The General and His Rival's Vault

Perhaps the strangest story in Colonial Park belongs to Nathanael Greene, George Washington's most trusted general during the Revolutionary War. Greene died in 1786 and was placed in the cemetery's Graham vault. For over a century, his remains shared that vault with those of John Maitland, his arch-rival from the war. An American hero and a British commander rested side by side in the same stone chamber for 115 years. In 1901, Greene's remains were finally exhumed and reinterred beneath a monument in Johnson Square, along with those of his eldest son George. Maitland's remains were returned to his native Scotland in 1981. The Graham vault still stands in the cemetery, emptied of its famous occupants but heavy with the irony of enemies sharing quarters in death.

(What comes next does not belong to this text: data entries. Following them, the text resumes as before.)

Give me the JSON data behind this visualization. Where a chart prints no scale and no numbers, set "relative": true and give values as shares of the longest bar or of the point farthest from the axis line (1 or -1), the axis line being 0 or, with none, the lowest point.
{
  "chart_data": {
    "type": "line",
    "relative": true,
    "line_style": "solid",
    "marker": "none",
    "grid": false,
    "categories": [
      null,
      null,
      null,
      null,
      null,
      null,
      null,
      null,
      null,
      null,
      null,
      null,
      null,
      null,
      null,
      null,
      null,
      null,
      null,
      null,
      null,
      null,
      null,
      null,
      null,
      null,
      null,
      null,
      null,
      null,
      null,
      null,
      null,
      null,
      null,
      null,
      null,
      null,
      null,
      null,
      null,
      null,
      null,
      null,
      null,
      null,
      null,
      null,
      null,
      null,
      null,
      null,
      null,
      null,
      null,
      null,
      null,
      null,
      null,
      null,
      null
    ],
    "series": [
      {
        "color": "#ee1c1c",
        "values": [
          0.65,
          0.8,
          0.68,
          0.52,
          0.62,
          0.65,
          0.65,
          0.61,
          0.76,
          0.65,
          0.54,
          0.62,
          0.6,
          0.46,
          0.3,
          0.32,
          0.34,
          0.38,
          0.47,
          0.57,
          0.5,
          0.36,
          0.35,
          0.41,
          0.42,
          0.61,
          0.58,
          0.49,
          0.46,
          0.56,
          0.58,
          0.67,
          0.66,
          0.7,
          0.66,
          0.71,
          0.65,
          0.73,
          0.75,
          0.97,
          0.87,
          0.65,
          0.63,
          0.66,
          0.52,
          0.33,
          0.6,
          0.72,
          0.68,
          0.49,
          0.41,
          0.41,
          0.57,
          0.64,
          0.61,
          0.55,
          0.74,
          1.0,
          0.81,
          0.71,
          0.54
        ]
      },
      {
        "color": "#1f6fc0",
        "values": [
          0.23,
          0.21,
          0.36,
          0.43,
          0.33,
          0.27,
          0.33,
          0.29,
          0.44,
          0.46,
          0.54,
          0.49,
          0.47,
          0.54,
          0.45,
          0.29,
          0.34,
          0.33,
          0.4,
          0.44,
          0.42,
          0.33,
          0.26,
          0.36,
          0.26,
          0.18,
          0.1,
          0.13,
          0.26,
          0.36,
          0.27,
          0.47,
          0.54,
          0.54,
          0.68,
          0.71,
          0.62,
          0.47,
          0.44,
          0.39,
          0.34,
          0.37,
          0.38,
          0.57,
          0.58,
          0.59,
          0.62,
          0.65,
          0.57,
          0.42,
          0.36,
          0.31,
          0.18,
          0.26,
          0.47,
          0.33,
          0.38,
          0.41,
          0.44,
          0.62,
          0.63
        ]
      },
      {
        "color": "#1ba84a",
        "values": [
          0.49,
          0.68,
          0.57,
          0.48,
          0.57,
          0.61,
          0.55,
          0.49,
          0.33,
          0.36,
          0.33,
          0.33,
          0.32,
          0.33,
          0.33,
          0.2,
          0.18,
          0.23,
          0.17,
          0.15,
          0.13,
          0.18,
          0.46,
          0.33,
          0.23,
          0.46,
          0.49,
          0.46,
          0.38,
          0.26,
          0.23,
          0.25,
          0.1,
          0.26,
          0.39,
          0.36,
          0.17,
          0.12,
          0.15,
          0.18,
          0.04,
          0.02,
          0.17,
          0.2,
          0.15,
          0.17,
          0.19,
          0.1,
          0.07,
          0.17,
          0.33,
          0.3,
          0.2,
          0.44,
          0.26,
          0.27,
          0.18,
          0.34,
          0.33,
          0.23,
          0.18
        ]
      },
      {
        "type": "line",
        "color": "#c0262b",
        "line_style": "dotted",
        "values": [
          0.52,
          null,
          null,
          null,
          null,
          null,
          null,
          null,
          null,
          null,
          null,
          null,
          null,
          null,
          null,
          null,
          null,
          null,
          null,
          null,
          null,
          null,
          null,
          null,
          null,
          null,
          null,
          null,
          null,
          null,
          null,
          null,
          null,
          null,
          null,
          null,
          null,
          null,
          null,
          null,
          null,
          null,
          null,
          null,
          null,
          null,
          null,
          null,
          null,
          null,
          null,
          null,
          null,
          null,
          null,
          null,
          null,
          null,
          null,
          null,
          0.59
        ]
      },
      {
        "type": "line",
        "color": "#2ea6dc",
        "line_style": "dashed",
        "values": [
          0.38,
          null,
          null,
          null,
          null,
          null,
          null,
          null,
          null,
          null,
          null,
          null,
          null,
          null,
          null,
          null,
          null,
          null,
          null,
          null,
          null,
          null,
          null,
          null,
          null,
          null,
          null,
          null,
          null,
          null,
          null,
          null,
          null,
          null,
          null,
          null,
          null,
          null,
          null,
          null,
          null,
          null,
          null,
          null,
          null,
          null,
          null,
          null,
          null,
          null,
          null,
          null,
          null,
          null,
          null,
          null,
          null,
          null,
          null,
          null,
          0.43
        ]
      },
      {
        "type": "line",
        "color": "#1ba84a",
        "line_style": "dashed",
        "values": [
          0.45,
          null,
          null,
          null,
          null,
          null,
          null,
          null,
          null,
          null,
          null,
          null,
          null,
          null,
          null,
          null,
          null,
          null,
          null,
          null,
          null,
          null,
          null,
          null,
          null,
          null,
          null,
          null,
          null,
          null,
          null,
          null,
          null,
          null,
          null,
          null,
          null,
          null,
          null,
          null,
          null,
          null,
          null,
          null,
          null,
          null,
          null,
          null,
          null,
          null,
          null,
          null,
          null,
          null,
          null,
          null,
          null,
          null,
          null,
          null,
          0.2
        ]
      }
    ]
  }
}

Altered Stones and Open Gates

Colonial Park Cemetery was closed to burials in 1853 and became a public park in 1896. During the Civil War, Union soldiers occupying Savannah allegedly defaced some of the headstones, altering dates and ages as either vandalism or dark humor. Visitors today can spot stones with improbable inscriptions, ages stretched to hundreds of years, as possible evidence of the tampering. Soldiers also reportedly sheltered inside the cemetery's larger vaults, including the Gaston Tomb. Today the cemetery sits open to the public, its six acres a quiet green space in the middle of downtown Savannah's busiest historic blocks. The tabby walls and iron gates frame one of the oldest outdoor spaces in the American South, a place where the eighteenth century remains visible beneath the twenty-first.

From the Air

Located at 32.075°N, 81.090°W in the heart of Savannah's historic district. Colonial Park Cemetery occupies six acres bounded by Oglethorpe Avenue, Habersham Street, Perry Lane, and Abercorn Street. From altitude, it appears as a green rectangle within Savannah's distinctive grid of squares and tree-lined streets. The cemetery is roughly 2 miles south of Savannah/Hilton Head International Airport (KSAV). On approach, the historic district's regular pattern of squares is one of the most recognizable urban plans visible from the air. The Savannah River marks the northern edge of the city, with the port facilities clearly visible. Bonaventure Cemetery lies approximately 4 miles to the southeast along the Wilmington River.